Settle back in a comfortable chair, turn the lights down low and chill with a good drink and some cool jazz. Canadian pianist/composer Steve Amirault's Breath sets the mood perfectly for those who like their jazz playful, but passionate, sophisticated, but not showy and strolling instead of pummeling.
Amirault doesn't feel any need to show off by showing how fast he can play or how many notes he can pump out. Along with bassist Jim Vivian and drummer Greg Ritchie, the trio demonstrates that restraint can be far more impressive than "hey-look-at-me" soloing and piling riffs upon riffs just because you can.

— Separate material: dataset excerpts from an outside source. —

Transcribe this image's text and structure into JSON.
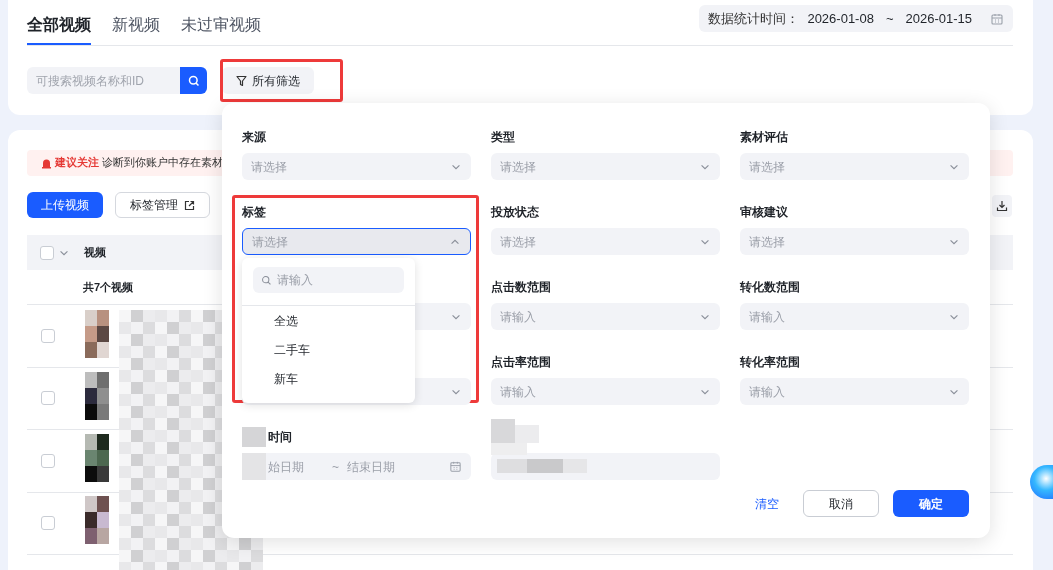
{
  "tabs": [
    {
      "label": "全部视频",
      "selected": true
    },
    {
      "label": "新视频",
      "selected": false
    },
    {
      "label": "未过审视频",
      "selected": false
    }
  ],
  "date_range": {
    "label": "数据统计时间：",
    "start": "2026-01-08",
    "separator": "~",
    "end": "2026-01-15"
  },
  "search": {
    "placeholder": "可搜索视频名称和ID"
  },
  "filter_button": {
    "label": "所有筛选",
    "highlighted": true
  },
  "alert": {
    "tag": "建议关注",
    "text": "诊断到你账户中存在素材"
  },
  "toolbar": {
    "buttons": [
      {
        "label": "上传视频",
        "kind": "primary"
      },
      {
        "label": "标签管理",
        "kind": "external"
      }
    ]
  },
  "table": {
    "select_all": {
      "checked": false
    },
    "columns": [
      "视频"
    ],
    "summary": "共7个视频",
    "rows": [
      {
        "checked": false
      },
      {
        "checked": false
      },
      {
        "checked": false
      },
      {
        "checked": false
      }
    ]
  },
  "filter_panel": {
    "fields": [
      {
        "kind": "select",
        "label": "来源",
        "placeholder": "请选择",
        "open": false,
        "highlighted": false
      },
      {
        "kind": "select",
        "label": "类型",
        "placeholder": "请选择",
        "open": false,
        "highlighted": false
      },
      {
        "kind": "select",
        "label": "素材评估",
        "placeholder": "请选择",
        "open": false,
        "highlighted": false
      },
      {
        "kind": "select",
        "label": "标签",
        "placeholder": "请选择",
        "open": true,
        "highlighted": true
      },
      {
        "kind": "select",
        "label": "投放状态",
        "placeholder": "请选择",
        "open": false,
        "highlighted": false
      },
      {
        "kind": "select",
        "label": "审核建议",
        "placeholder": "请选择",
        "open": false,
        "highlighted": false
      },
      {
        "kind": "select",
        "open": false,
        "highlighted": false
      },
      {
        "kind": "select",
        "label": "点击数范围",
        "placeholder": "请输入",
        "open": false,
        "highlighted": false
      },
      {
        "kind": "select",
        "label": "转化数范围",
        "placeholder": "请输入",
        "open": false,
        "highlighted": false
      },
      {
        "kind": "select",
        "open": false,
        "highlighted": false
      },
      {
        "kind": "select",
        "label": "点击率范围",
        "placeholder": "请输入",
        "open": false,
        "highlighted": false
      },
      {
        "kind": "select",
        "label": "转化率范围",
        "placeholder": "请输入",
        "open": false,
        "highlighted": false
      },
      {
        "kind": "date_range",
        "label": "时间",
        "start_placeholder": "始日期",
        "separator": "~",
        "end_placeholder": "结束日期"
      },
      {
        "kind": "redacted"
      }
    ],
    "dropdown": {
      "search_placeholder": "请输入",
      "options": [
        "全选",
        "二手车",
        "新车"
      ]
    },
    "actions": [
      {
        "label": "清空",
        "kind": "link"
      },
      {
        "label": "取消",
        "kind": "secondary"
      },
      {
        "label": "确定",
        "kind": "primary"
      }
    ]
  }
}
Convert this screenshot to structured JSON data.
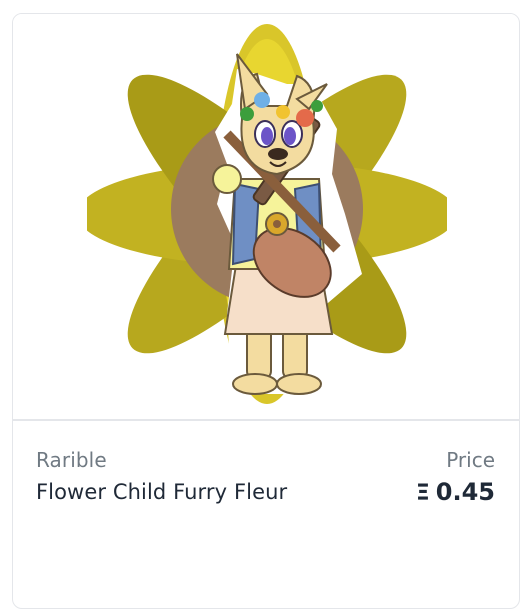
{
  "card": {
    "collection": "Rarible",
    "title": "Flower Child Furry Fleur",
    "price_label": "Price",
    "currency_symbol": "Ξ",
    "price_value": "0.45",
    "image_alt": "Flower Child Furry Fleur artwork"
  },
  "colors": {
    "border": "#e4e6ea",
    "muted_text": "#707a83",
    "primary_text": "#1f2937",
    "petal_light": "#e6d228",
    "petal_dark": "#b6a61c",
    "accent_brown": "#9a7b5c"
  },
  "icons": {
    "currency": "ethereum-icon"
  }
}
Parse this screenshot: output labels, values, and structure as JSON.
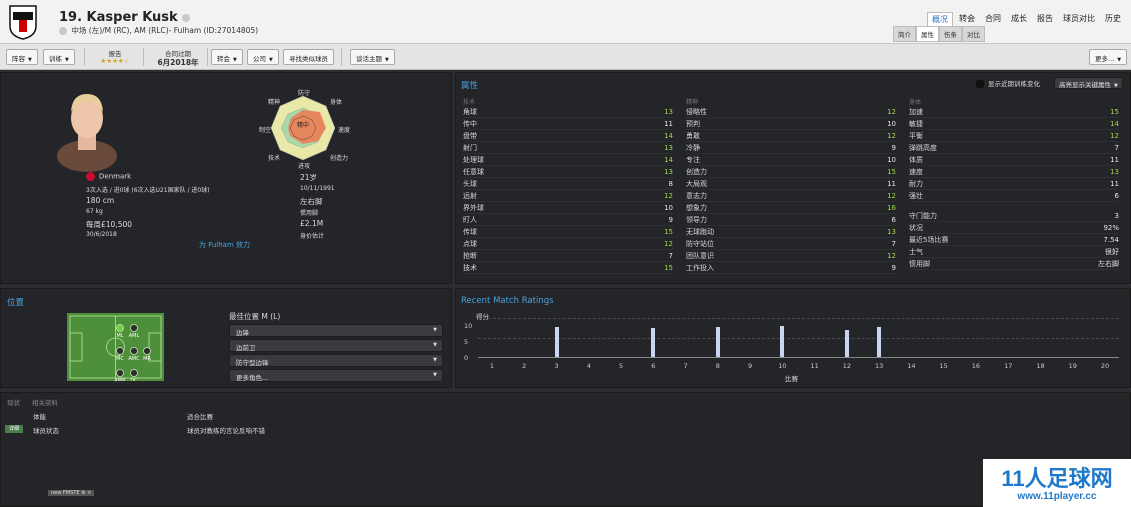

This is contemporary acoustic jazz that you can still find in clubs and lounges across America on a Friday night, if you're lucky enough to have venues that appreciate and support live music by hard working artists. "Breath" is a 1:30 introduction of piano-bass-percussion interplay that is demonstrative of Amirault's ear for lyrical melody. The remaining eight tracks demonstrate both a mastery of innovative rhythmic conceptualizing and bold adventures into improvisation.
Vivian's bass on "Acceptance," along with the precise drumming of Richie, never threaten to overshadow Amirault's piano, but instead establish a rock-solid groove that only comes from musicians confident in their own abilities and comfortable with each other. Amirault's playing on "Between Dreams" reminds me of Brad Mehldau in its quiet introspection, but Amirault has his own original voice. It is expressed in fine style on the driving "Society Intrigue," my personal favorite on Breath.
Both poignant and inspired, Steve Amirault is an exciting talent worthy and deserving of attention and acclaim from critics and fans wondering when the Next Big Thing is coming from. I'd recommend looking to the North for more from this thoughtful and dynamic musician.